La session de Ian Beacraft portait sur le futur du travail. D’entrée de jeu, il a annoncé qu’on allait faire exploser certaines choses, sans donner de précision. La suite lui a donné raison. Dans quelques années, a-t-il expliqué, on parlera de l’IA comme on parle du numérique. L’IA ne sera plus un avantage compétitif, elle sera tout simplement là, faisant partie de l’écosystème du travail.

Les humains ont de la difficulté à envisager et s’adapter aux changements exponentiels de notre époque.Notre pensée linéaire ne comprend pas cette soudaine accélération. Selon Beacraft, d’ici 2050, nous aurons vécu 100 ans de progrès au rythme des transformations technologiques d’aujourd’hui.

C’est là que la loi de Martec frappe les organisations de plein fouet. Cette loi rappelle que la technologie évolue à un rythme que les entreprises ne peuvent tout simplement pas suivre. Alors comment mener des organisations à évolution lente dans un contexte technologique rapide ? Les modèles d’IA que l’on connaît actuellement vont grandement s’améliorer, potentiellement de 5 à 10 fois meilleurs d’année en année.

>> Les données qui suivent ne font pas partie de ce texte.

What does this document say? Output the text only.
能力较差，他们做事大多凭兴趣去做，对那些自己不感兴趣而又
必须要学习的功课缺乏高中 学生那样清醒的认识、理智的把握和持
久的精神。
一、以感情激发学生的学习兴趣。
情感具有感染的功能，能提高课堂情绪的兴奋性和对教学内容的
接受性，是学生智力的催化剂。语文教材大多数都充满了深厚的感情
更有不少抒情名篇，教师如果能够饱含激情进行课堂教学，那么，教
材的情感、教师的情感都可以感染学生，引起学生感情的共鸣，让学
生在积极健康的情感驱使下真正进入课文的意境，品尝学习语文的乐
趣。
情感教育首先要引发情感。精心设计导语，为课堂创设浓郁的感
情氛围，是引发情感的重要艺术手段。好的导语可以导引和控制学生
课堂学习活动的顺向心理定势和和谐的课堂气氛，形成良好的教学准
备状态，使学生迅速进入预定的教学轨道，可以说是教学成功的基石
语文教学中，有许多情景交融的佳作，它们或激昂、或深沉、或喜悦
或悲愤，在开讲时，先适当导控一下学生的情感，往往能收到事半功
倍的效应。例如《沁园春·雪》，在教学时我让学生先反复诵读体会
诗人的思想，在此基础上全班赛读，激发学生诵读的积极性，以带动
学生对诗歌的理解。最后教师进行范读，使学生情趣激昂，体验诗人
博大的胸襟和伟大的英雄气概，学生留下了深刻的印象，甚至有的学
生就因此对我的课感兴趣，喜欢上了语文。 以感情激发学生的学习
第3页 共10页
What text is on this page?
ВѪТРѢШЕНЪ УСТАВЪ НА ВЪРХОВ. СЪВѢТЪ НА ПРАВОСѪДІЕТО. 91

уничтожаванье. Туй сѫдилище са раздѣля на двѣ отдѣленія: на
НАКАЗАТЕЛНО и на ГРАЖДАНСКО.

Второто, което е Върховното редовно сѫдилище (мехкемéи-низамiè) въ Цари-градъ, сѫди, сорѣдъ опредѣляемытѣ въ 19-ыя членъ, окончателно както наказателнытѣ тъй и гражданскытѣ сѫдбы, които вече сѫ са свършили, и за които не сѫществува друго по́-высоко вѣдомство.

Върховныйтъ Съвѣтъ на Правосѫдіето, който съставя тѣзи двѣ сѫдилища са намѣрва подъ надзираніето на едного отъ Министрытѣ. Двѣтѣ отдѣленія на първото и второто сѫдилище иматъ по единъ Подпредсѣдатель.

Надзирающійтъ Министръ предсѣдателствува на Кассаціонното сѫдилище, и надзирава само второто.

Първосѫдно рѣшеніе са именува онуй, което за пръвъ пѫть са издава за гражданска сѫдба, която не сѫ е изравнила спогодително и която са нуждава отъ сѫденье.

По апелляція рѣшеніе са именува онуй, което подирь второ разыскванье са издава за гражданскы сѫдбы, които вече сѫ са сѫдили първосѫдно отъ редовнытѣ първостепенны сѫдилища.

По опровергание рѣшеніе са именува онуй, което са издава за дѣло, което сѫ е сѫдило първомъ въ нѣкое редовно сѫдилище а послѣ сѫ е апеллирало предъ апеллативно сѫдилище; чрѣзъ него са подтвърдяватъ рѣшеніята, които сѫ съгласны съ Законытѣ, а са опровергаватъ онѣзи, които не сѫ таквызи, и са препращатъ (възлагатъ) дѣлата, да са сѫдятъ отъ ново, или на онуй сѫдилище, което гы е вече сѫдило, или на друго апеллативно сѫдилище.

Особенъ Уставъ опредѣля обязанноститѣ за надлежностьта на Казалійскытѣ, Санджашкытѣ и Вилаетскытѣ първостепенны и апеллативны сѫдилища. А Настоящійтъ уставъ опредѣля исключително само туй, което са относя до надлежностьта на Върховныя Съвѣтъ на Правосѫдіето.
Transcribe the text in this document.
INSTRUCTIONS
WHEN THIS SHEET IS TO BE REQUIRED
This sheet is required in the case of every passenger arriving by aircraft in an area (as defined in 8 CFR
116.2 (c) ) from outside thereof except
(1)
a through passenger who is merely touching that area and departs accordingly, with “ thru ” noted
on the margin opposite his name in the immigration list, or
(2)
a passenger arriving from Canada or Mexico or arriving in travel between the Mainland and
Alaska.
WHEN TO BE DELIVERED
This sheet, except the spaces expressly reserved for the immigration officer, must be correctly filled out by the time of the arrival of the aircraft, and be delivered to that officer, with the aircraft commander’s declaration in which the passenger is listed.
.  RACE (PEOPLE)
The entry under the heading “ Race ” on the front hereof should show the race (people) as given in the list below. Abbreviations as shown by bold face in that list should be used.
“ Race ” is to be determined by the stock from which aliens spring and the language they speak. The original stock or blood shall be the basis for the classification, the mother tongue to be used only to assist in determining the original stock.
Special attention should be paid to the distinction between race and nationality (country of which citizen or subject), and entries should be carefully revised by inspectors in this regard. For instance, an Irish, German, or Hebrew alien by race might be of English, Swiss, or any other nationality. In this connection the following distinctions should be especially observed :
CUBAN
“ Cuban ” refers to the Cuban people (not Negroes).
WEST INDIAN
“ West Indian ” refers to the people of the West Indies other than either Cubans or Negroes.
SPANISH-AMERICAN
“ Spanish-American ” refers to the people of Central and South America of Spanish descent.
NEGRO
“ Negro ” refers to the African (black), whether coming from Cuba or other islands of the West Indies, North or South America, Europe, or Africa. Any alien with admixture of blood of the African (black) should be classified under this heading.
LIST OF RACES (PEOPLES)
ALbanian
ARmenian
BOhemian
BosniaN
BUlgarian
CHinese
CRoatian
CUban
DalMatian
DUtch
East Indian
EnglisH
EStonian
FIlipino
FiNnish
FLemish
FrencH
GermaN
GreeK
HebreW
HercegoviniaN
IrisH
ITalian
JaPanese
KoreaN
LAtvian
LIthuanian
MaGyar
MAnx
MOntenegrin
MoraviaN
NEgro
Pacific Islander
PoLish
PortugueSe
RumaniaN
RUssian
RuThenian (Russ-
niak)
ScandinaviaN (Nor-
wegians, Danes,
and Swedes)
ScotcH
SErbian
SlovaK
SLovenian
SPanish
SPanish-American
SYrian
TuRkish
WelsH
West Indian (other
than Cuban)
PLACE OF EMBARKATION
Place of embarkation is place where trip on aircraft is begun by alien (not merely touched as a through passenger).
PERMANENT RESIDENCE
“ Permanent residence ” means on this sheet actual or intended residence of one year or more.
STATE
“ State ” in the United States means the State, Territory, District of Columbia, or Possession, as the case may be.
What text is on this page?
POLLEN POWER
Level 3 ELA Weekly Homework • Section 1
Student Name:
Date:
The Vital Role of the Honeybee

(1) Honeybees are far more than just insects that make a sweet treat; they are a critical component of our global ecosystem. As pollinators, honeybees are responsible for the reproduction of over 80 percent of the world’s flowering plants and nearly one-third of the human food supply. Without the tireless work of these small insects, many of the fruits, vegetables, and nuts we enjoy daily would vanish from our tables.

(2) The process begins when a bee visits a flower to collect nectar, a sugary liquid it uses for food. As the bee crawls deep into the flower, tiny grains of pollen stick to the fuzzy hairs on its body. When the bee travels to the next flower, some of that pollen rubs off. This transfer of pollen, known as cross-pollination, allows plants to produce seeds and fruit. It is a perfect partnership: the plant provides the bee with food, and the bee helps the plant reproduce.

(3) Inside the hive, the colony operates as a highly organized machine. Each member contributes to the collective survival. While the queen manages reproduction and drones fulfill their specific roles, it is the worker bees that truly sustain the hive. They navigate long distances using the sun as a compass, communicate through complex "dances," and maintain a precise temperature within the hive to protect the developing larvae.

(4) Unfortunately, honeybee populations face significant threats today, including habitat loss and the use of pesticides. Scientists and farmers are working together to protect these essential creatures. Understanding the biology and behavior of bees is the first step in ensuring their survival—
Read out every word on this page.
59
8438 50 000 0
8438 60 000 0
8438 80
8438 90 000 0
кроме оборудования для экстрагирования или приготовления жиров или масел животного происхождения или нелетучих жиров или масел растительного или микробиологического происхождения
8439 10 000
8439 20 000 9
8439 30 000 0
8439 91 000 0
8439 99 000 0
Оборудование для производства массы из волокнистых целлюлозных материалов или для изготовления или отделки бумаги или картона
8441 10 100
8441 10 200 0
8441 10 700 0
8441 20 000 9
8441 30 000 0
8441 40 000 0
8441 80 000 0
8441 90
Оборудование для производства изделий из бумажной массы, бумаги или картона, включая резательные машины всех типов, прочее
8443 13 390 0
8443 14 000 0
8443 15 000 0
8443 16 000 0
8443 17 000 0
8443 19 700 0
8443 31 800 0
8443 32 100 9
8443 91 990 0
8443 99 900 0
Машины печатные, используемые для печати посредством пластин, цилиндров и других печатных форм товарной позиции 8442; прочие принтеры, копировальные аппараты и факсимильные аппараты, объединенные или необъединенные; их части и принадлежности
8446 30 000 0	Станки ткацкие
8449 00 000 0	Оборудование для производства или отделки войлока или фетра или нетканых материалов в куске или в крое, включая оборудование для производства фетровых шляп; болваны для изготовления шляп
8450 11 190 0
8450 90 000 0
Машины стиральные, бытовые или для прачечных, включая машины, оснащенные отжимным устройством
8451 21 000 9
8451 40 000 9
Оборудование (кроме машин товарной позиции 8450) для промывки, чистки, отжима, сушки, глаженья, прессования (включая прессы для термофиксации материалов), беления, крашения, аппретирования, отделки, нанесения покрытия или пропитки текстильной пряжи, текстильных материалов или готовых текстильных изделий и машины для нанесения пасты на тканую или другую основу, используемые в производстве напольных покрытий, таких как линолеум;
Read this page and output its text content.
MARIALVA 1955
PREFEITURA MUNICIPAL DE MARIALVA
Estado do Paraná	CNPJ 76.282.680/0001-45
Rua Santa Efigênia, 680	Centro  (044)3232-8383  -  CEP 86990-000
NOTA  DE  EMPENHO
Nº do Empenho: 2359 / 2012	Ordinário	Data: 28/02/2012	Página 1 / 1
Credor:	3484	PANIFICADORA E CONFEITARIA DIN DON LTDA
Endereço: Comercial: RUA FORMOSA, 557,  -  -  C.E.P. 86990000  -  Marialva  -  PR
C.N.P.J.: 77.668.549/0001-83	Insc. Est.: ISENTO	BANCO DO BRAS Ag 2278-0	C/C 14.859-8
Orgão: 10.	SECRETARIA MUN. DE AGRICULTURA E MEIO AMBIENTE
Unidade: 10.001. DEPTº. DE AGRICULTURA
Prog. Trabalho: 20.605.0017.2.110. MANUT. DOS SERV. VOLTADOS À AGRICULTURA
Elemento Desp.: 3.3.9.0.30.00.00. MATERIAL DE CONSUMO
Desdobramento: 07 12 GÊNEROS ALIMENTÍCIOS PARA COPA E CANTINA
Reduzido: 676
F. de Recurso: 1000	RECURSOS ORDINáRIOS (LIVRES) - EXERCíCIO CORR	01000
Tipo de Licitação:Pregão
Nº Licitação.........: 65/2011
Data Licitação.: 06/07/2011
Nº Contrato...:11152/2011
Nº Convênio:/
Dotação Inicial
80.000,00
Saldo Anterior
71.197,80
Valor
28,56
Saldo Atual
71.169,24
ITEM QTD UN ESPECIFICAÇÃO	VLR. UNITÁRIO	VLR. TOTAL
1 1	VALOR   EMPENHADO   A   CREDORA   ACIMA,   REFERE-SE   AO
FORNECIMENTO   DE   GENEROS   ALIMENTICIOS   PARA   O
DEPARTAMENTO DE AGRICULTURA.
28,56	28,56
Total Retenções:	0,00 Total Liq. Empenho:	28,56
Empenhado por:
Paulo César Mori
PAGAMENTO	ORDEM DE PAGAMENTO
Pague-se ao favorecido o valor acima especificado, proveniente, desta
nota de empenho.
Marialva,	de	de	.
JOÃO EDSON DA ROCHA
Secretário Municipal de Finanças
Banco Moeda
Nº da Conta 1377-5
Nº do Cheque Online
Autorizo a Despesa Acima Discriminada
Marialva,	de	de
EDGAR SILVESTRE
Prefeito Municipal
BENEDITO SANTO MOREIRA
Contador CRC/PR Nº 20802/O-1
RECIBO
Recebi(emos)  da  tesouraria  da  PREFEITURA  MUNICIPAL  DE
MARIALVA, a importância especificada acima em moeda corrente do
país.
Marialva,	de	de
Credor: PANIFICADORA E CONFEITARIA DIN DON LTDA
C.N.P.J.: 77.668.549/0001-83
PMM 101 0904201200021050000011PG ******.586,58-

Nous avons donc besoin de repenser la manière dont nous organisons le travail. Comme le dit si bien Rishad Tobaccowala, le futur ne rentre plus dans les contenants du passé. Nos mesures de succès ne sont plus adaptées au contexte actuel. Ce n’est pas l’IA qu’il faut craindre, nous dit Beacraft, mais notre acharnement à préserver de vieux systèmes. Le futur du travail implique une réorganisation complète des habiletés humaines. L’ère des spécialistes tire à sa fin. Les généralistes pourront mettre leurs compétences au service de toutes les équipes d’une entreprise. L’exécution deviendra moins importante au profit de l’orchestration des ressources à notre disposition pour accomplir la tâche. Le travail sera basé sur des projets, pas des fonctions dans l’entreprise.

L’informatique spatiale

Plusieurs sessions ont positionné l’informatique spatiale (spatial computing) comme l’un des concepts les plus importants des prochaines années. C’était le cas de Neil Redding. Le concept regroupe l’ensemble des méthodes qui permettent de mêler le réel et le virtuel. C’est probablement la sortie récente du Apple Vision Pro qui a généré beaucoup d’intérêt autour de l’idée à SXSW mais Redding indique que l’idée est beaucoup plus vaste qu’un simple casque.

L’élément qui manque souvent quand on mêle le virtuel au réel à travers un casque, c’est être ensemble. Quand nous sommes les seuls à voir les objets virtuels autour de nous, nous ne partageons pas la même réalité. L’informatique spatiale permet d’interagir avec notre environnement et ceux qui nous entourent. Notre regard sélectionne des options, nos mains bougent des objets qui n’existent pas, il s’agit d’une nouvelle gymnastique à laquelle nous n’avons pas été habitués. Mais qui pourrait devenir naturelle, selon Redding.

Redding pense qu’à terme, l’informatique spatiale et l’IA pourraient générer de nouveaux environnements à partir de nos interactions. Il appelle ça le “behaviorGPT”. Au lieu d’utiliser des commandes textuelles comme avec ChatGPT, nous utiliserions notre corps pour générer du contenu virtuel. Selon lui, c’est une nouvelle manière de co-créer nos réalités partagées qui s’offre à nous.

Ce n’est qu’un bref survol d’une semaine foisonnante de découvertes, de rencontres, d’expérimentations avec des prototypes. SXSW tient encore et toujours ses promesses de nous surprendre, entourés de centaines de milliers de festivaliers qui ont envie de construire la suite ensemble. Le futur est résolument un mouvement collectif.